CEO Noel Quinn and other senior managers have been kicked out of their offices on the 42nd-floor and will hot desk on an open-plan floor two levels below, Quinn told the Financial Times in an interview. The offices were empty half of the time because senior staff were travelling around the world, which was a “waste of real estate”, he said.
Quinn told the newspaper that he won’t be in the office five days a week, saying “it’s unnecessary” and “the new reality of life”. A representative for HSBC confirmed the FT report to Bloomberg News.
The London-based bank, which expects to eventually shrink its property footprint by 40%, doesn’t plan to renew many of its city-centre leases due in the next three to five years, Quinn said. The lender is also shifting to a policy of about two employees per desk, excluding branches, he said.
Last year’s abrupt shift to remote working has sparked a debate across industries about needs for office space, prompting a number of global banks and other large firms to rethink how employees operate. Standard Chartered formalised hybrid working for staff across its global operations this month after 84% of employees asked to keep the flexible arrangements pioneered during the coronavirus pandemic.

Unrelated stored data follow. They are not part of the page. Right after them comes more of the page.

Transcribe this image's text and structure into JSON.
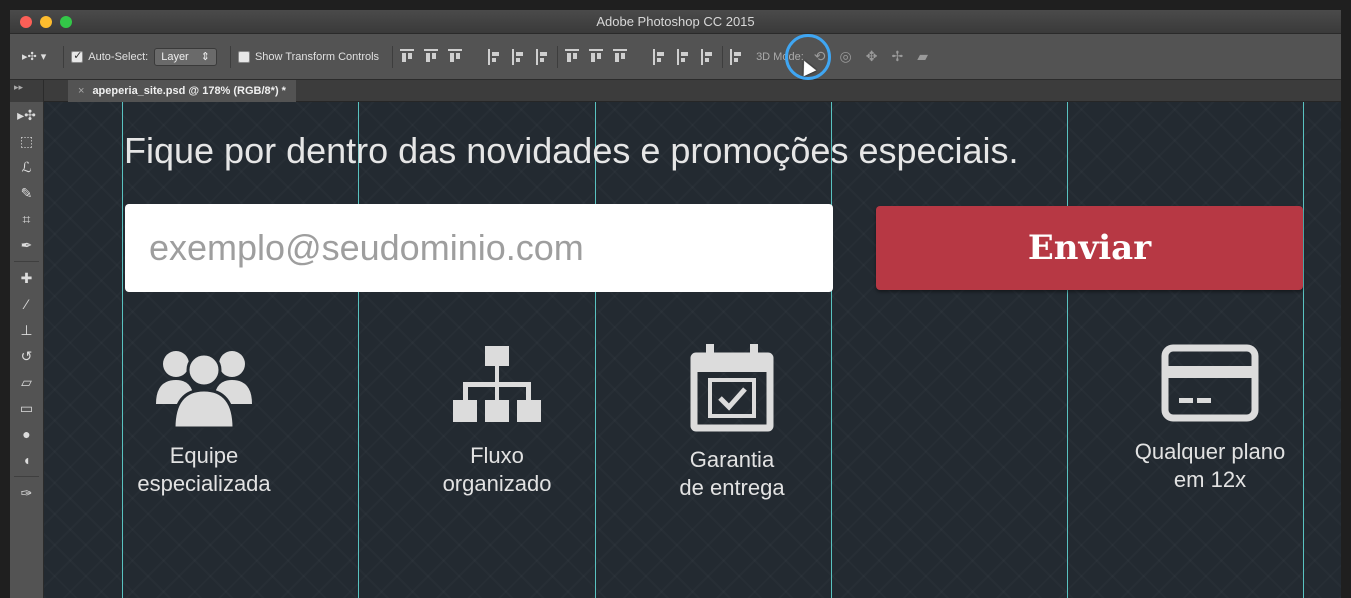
{
  "window": {
    "title": "Adobe Photoshop CC 2015"
  },
  "options_bar": {
    "auto_select_label": "Auto-Select:",
    "auto_select_value": "Layer",
    "show_transform_label": "Show Transform Controls",
    "mode_label": "3D Mode:"
  },
  "document_tab": {
    "title": "apeperia_site.psd @ 178% (RGB/8*) *",
    "close_glyph": "×"
  },
  "canvas": {
    "headline": "Fique por dentro das novidades e promoções especiais.",
    "email_placeholder": "exemplo@seudominio.com",
    "submit_label": "Enviar",
    "features": [
      {
        "icon": "team-icon",
        "line1": "Equipe",
        "line2": "especializada"
      },
      {
        "icon": "flowchart-icon",
        "line1": "Fluxo",
        "line2": "organizado"
      },
      {
        "icon": "calendar-check-icon",
        "line1": "Garantia",
        "line2": "de entrega"
      },
      {
        "icon": "credit-card-icon",
        "line1": "Qualquer plano",
        "line2": "em 12x"
      }
    ]
  },
  "colors": {
    "canvas_bg": "#232a31",
    "guide": "#5fd3d0",
    "button": "#b73844",
    "highlight": "#3fa6f3"
  }
}
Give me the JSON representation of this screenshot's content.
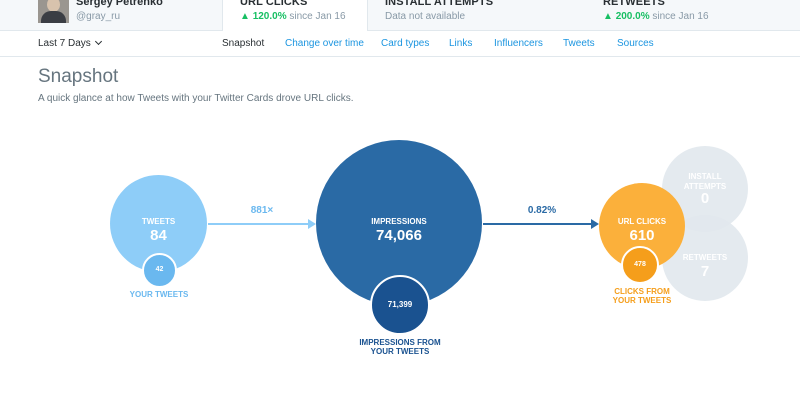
{
  "profile": {
    "name": "Sergey Petrenko",
    "handle": "@gray_ru"
  },
  "metrics": [
    {
      "title": "URL CLICKS",
      "arrow": "▲",
      "change": "120.0%",
      "since": "since Jan 16",
      "active": true
    },
    {
      "title": "INSTALL ATTEMPTS",
      "note": "Data not available",
      "active": false
    },
    {
      "title": "RETWEETS",
      "arrow": "▲",
      "change": "200.0%",
      "since": "since Jan 16",
      "active": false
    }
  ],
  "nav": {
    "range_label": "Last 7 Days",
    "tabs": [
      "Snapshot",
      "Change over time",
      "Card types",
      "Links",
      "Influencers",
      "Tweets",
      "Sources"
    ],
    "active_tab": "Snapshot"
  },
  "page": {
    "title": "Snapshot",
    "description": "A quick glance at how Tweets with your Twitter Cards drove URL clicks."
  },
  "diagram": {
    "tweets": {
      "label": "TWEETS",
      "value": "84",
      "sub_value": "42",
      "caption": "YOUR TWEETS"
    },
    "arrow1_label": "881×",
    "impressions": {
      "label": "IMPRESSIONS",
      "value": "74,066",
      "sub_value": "71,399",
      "caption_line1": "IMPRESSIONS FROM",
      "caption_line2": "YOUR TWEETS"
    },
    "arrow2_label": "0.82%",
    "url_clicks": {
      "label": "URL CLICKS",
      "value": "610",
      "sub_value": "478",
      "caption_line1": "CLICKS FROM",
      "caption_line2": "YOUR TWEETS"
    },
    "install_attempts": {
      "label_line1": "INSTALL",
      "label_line2": "ATTEMPTS",
      "value": "0"
    },
    "retweets": {
      "label": "RETWEETS",
      "value": "7"
    }
  },
  "colors": {
    "tweets": "#8ecdf8",
    "impressions": "#2a6aa5",
    "url_clicks": "#fbb03b",
    "inactive": "#e1e8ed",
    "link": "#1b95e0",
    "positive": "#17bf63"
  },
  "icons": {
    "range_dropdown": "chevron-down-icon",
    "change_up": "triangle-up-icon"
  }
}
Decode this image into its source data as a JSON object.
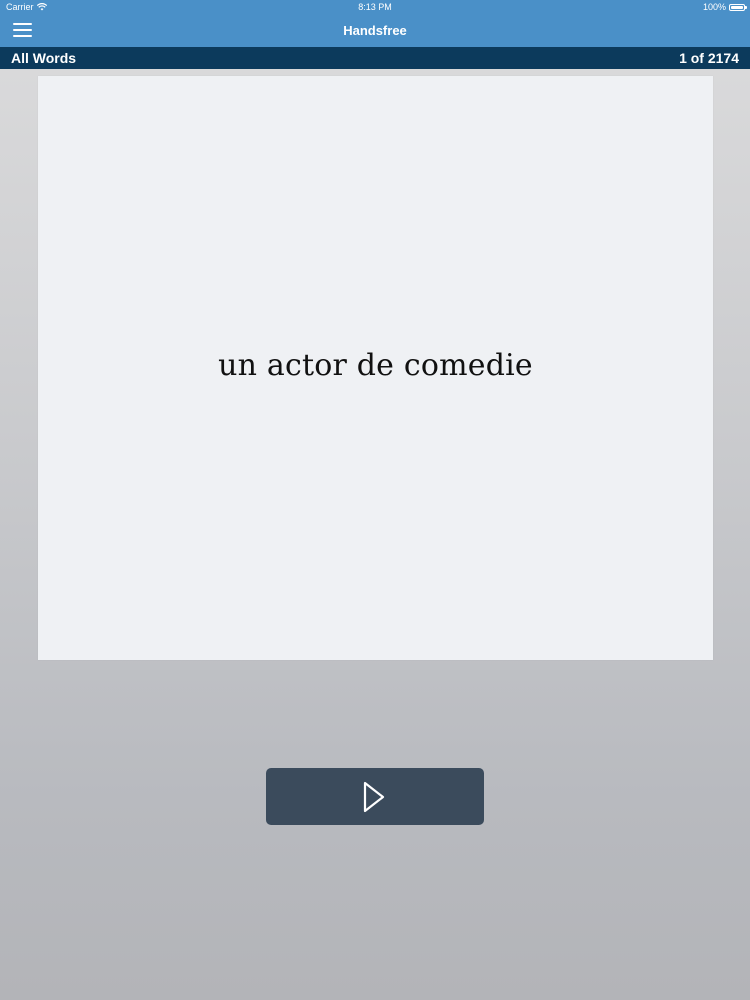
{
  "status_bar": {
    "carrier": "Carrier",
    "time": "8:13 PM",
    "battery": "100%"
  },
  "header": {
    "title": "Handsfree",
    "menu_icon": "hamburger-menu-icon"
  },
  "subheader": {
    "list_name": "All Words",
    "position": "1 of 2174"
  },
  "card": {
    "word": "un actor de comedie"
  },
  "controls": {
    "play_icon": "play-icon"
  },
  "colors": {
    "header_bg": "#4a90c8",
    "subheader_bg": "#0c3a5c",
    "card_bg": "#eff1f4",
    "button_bg": "#3b4b5c"
  }
}
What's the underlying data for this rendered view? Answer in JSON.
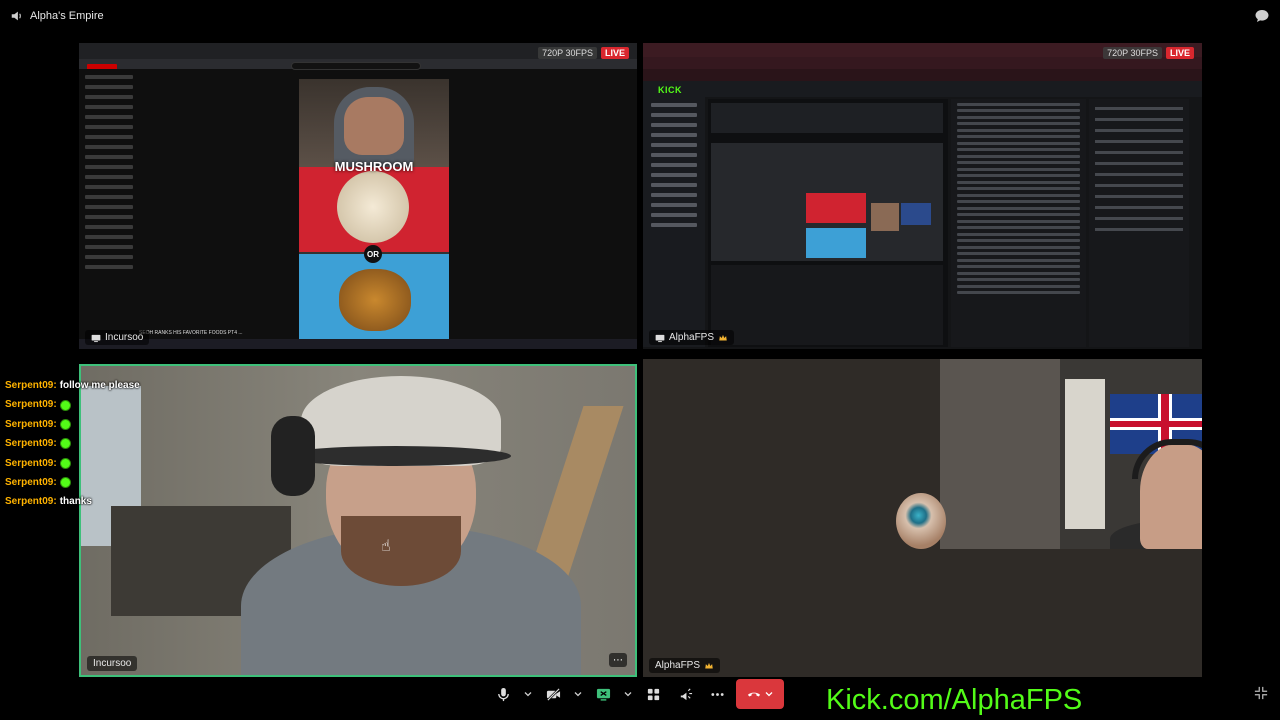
{
  "window": {
    "title": "Alpha's Empire",
    "speaker_icon": "speaker-icon",
    "chat_icon": "chat-bubble-icon"
  },
  "tiles": {
    "youtube_share": {
      "user": "Incursoo",
      "resolution": "720P 30FPS",
      "live": "LIVE",
      "content": {
        "overlay_text": "MUSHROOM",
        "or_label": "OR",
        "caption": "SEOH RANKS HIS FAVORITE FOODS PT4 ..."
      }
    },
    "kick_share": {
      "user": "AlphaFPS",
      "user_badge": "crown-icon",
      "resolution": "720P 30FPS",
      "live": "LIVE",
      "content": {
        "logo": "KICK"
      }
    },
    "incursoo_cam": {
      "user": "Incursoo",
      "more_icon": "more-dots-icon"
    },
    "alpha_cam": {
      "user": "AlphaFPS",
      "user_badge": "crown-icon"
    }
  },
  "chat_overlay": [
    {
      "user": "Serpent09:",
      "text": "follow me please",
      "emote": false
    },
    {
      "user": "Serpent09:",
      "text": "",
      "emote": true
    },
    {
      "user": "Serpent09:",
      "text": "",
      "emote": true
    },
    {
      "user": "Serpent09:",
      "text": "",
      "emote": true
    },
    {
      "user": "Serpent09:",
      "text": "",
      "emote": true
    },
    {
      "user": "Serpent09:",
      "text": "",
      "emote": true
    },
    {
      "user": "Serpent09:",
      "text": "thanks",
      "emote": false
    }
  ],
  "toolbar": {
    "mic_icon": "microphone-icon",
    "camera_icon": "camera-off-icon",
    "share_icon": "screen-share-icon",
    "activities_icon": "activities-icon",
    "soundboard_icon": "soundboard-icon",
    "more_icon": "more-dots-icon",
    "hangup_icon": "phone-hangup-icon"
  },
  "footer": {
    "kick_link": "Kick.com/AlphaFPS",
    "fullscreen_icon": "exit-fullscreen-icon"
  },
  "colors": {
    "kick_green": "#53fc18",
    "speaking_border": "#3ec07a",
    "live_red": "#d9272e",
    "hangup_red": "#da373c",
    "chat_username": "#ffb300"
  }
}
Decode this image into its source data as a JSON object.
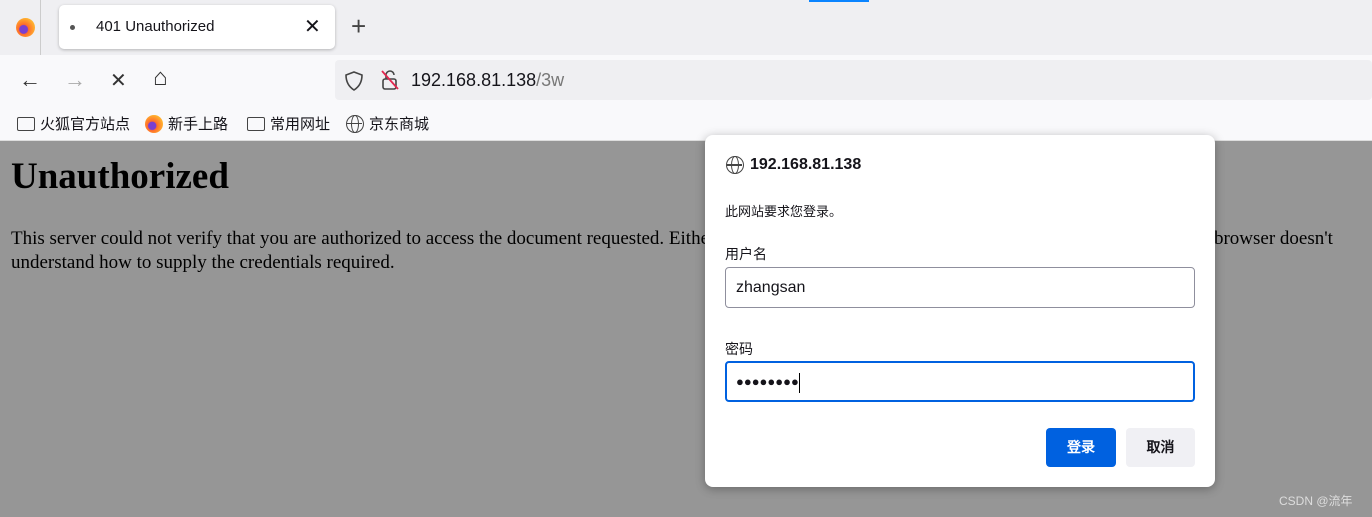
{
  "browser": {
    "tab": {
      "title": "401 Unauthorized",
      "close": "✕"
    },
    "new_tab": "+",
    "nav": {
      "back": "←",
      "forward": "→",
      "stop": "✕",
      "home": "⌂"
    },
    "url": {
      "host": "192.168.81.138",
      "path": "/3w"
    },
    "bookmarks": [
      {
        "label": "火狐官方站点",
        "icon": "folder-icon"
      },
      {
        "label": "新手上路",
        "icon": "firefox-icon"
      },
      {
        "label": "常用网址",
        "icon": "folder-icon"
      },
      {
        "label": "京东商城",
        "icon": "globe-icon"
      }
    ]
  },
  "page": {
    "heading": "Unauthorized",
    "body": "This server could not verify that you are authorized to access the document requested. Either you supplied the wrong credentials (e.g., bad password), or your browser doesn't understand how to supply the credentials required."
  },
  "dialog": {
    "host": "192.168.81.138",
    "message": "此网站要求您登录。",
    "username_label": "用户名",
    "username_value": "zhangsan",
    "password_label": "密码",
    "password_value": "●●●●●●●●",
    "login_label": "登录",
    "cancel_label": "取消",
    "accent": "#0061e0"
  },
  "watermark": "CSDN @流年"
}
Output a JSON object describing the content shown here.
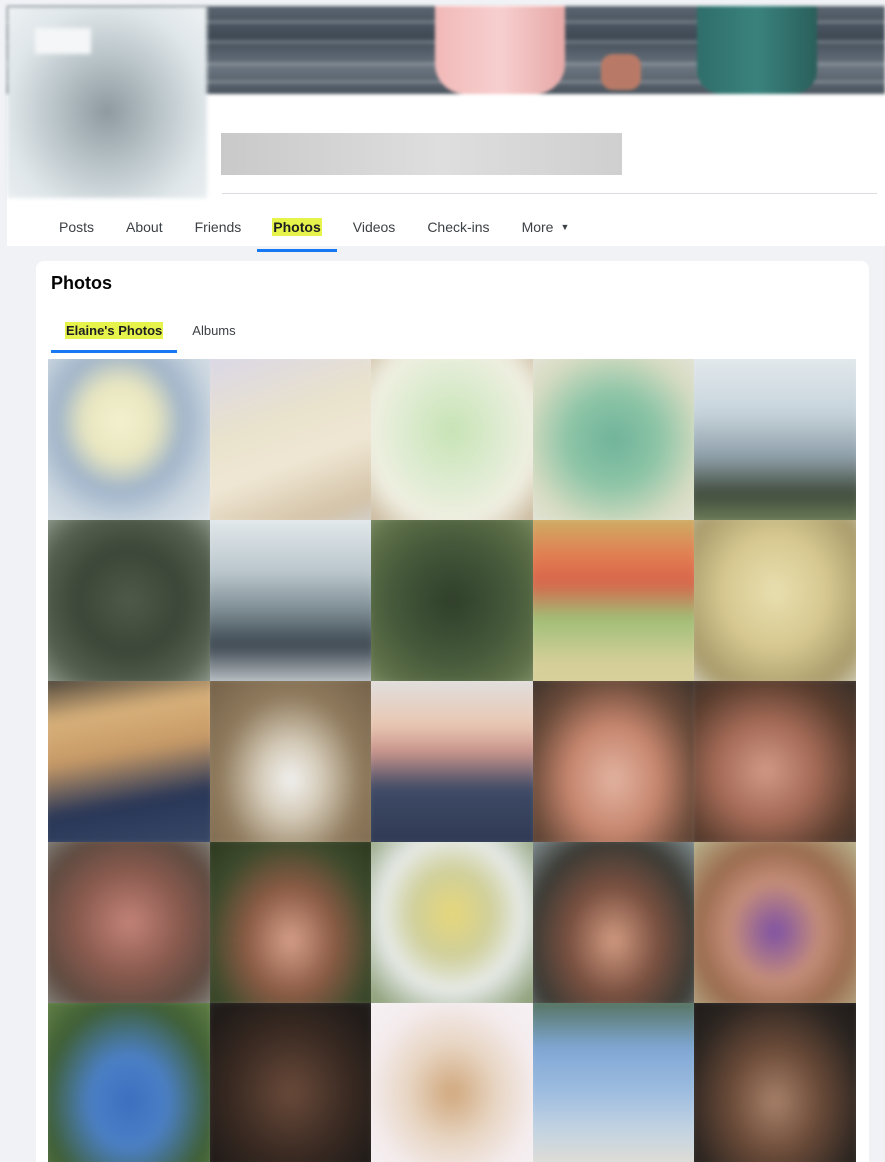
{
  "profile_tabs": [
    {
      "label": "Posts",
      "active": false
    },
    {
      "label": "About",
      "active": false
    },
    {
      "label": "Friends",
      "active": false
    },
    {
      "label": "Photos",
      "active": true
    },
    {
      "label": "Videos",
      "active": false
    },
    {
      "label": "Check-ins",
      "active": false
    },
    {
      "label": "More",
      "active": false,
      "dropdown": true
    }
  ],
  "photos_section": {
    "title": "Photos",
    "tabs": [
      {
        "label": "Elaine's Photos",
        "active": true
      },
      {
        "label": "Albums",
        "active": false
      }
    ]
  },
  "colors": {
    "accent": "#1877f2",
    "highlight": "#e6f34a",
    "page_background": "#f0f2f5"
  },
  "photos": [
    {
      "bg": "radial-gradient(ellipse at 45% 40%, #f4f1cf 0%, #e8e6c0 25%, #9fb3c9 45%, #c8d4de 65%, #e9ecee 100%)"
    },
    {
      "bg": "linear-gradient(160deg, #d9d6ea 0%, #e9e2cc 40%, #efe7d4 60%, #d4c3a7 85%, #cfd3d7 100%)"
    },
    {
      "bg": "radial-gradient(ellipse at 50% 45%, #c7e3b4 0%, #dcebcf 35%, #f0efe2 65%, #c8b69a 90%)"
    },
    {
      "bg": "radial-gradient(ellipse at 50% 50%, #6fb39a 0%, #8cc4a6 35%, #d7dcc2 70%, #e8e6df 100%)"
    },
    {
      "bg": "linear-gradient(180deg, #e7ecef 0%, #c7d4dc 35%, #8e9ea8 60%, #3f4b3c 80%, #7a8a60 100%)"
    },
    {
      "bg": "radial-gradient(ellipse at 50% 50%, #4f5a4a 0%, #3b4638 40%, #556050 70%, #a4aca0 100%)"
    },
    {
      "bg": "linear-gradient(180deg, #e9eef1 0%, #b9c6cc 35%, #7e8e94 55%, #3c4650 75%, #d7dde0 100%)"
    },
    {
      "bg": "radial-gradient(ellipse at 50% 50%, #2f3f2a 0%, #44583a 45%, #5e7048 75%, #8a9a74 100%)"
    },
    {
      "bg": "linear-gradient(180deg, #c9b96b 0%, #e27e52 25%, #d8644a 40%, #9fbf77 60%, #d7cf9a 85%)"
    },
    {
      "bg": "radial-gradient(ellipse at 50% 45%, #e9dfb0 0%, #d6c88f 40%, #a89a6a 75%, #e4e3d8 100%)"
    },
    {
      "bg": "linear-gradient(170deg, #2d2d2d 0%, #d7b07a 25%, #c89a66 45%, #283657 70%, #3c4a6a 100%)"
    },
    {
      "bg": "radial-gradient(ellipse at 50% 60%, #f3f3f3 0%, #d3c9b6 25%, #8f7a5c 55%, #6d5b44 100%)"
    },
    {
      "bg": "linear-gradient(180deg, #dfe3e6 0%, #e9c7b2 30%, #c7928a 45%, #3e4a66 65%, #2d3650 100%)"
    },
    {
      "bg": "radial-gradient(ellipse at 50% 60%, #e2b4a2 0%, #c7866e 35%, #6b4b3a 65%, #2e2a26 100%)"
    },
    {
      "bg": "radial-gradient(ellipse at 45% 55%, #d29a88 0%, #a46a56 35%, #5a3d2e 65%, #2c2a28 100%)"
    },
    {
      "bg": "radial-gradient(ellipse at 50% 50%, #c5847a 0%, #8a5a4e 40%, #5e4a40 70%, #8e9590 100%)"
    },
    {
      "bg": "radial-gradient(ellipse at 50% 60%, #d7a08a 0%, #8a5a44 35%, #3d4a2c 65%, #263219 100%)"
    },
    {
      "bg": "radial-gradient(ellipse at 50% 45%, #e7d77a 0%, #cfcf9a 30%, #e7ebe9 55%, #8ea07a 85%)"
    },
    {
      "bg": "radial-gradient(ellipse at 50% 60%, #d49c82 0%, #7a5040 35%, #3a3a34 65%, #99aab0 100%)"
    },
    {
      "bg": "radial-gradient(ellipse at 50% 55%, #7c4fa6 0%, #c58e79 35%, #9a6b4e 60%, #c3c9a0 100%)"
    },
    {
      "bg": "radial-gradient(ellipse at 50% 60%, #3b6fbf 0%, #4b80c6 30%, #3f5e34 65%, #6b8a4a 100%)"
    },
    {
      "bg": "radial-gradient(ellipse at 50% 55%, #6a4a3a 0%, #3a2a22 45%, #1e1a18 80%, #2a2624 100%)"
    },
    {
      "bg": "radial-gradient(ellipse at 50% 55%, #cfa67a 0%, #e8d6c4 35%, #f4ecee 65%, #f7f3f5 100%)"
    },
    {
      "bg": "linear-gradient(180deg, #4e6a4a 0%, #7fa7d4 30%, #9ebde0 55%, #c2d3e2 75%, #e7dfd3 100%)"
    },
    {
      "bg": "radial-gradient(ellipse at 50% 60%, #a9826a 0%, #6a4a38 35%, #2a2420 70%, #1a1716 100%)"
    }
  ]
}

HSBC has also been offering employees more flexibility. The bank recently told more than 1,200 staff at its British call centres that they can permanently work from home after the Covid-19 pandemic. Last year, it allowed eligible staff in Hong Kong to work as many as four days a week at home, subject to managers’ approval.
Still, not all banks are embracing a permanent shift to working from home. Goldman Sachs Group CEO David Solomon said in February that remote work is “an aberration that we are going to correct as quickly as possible”.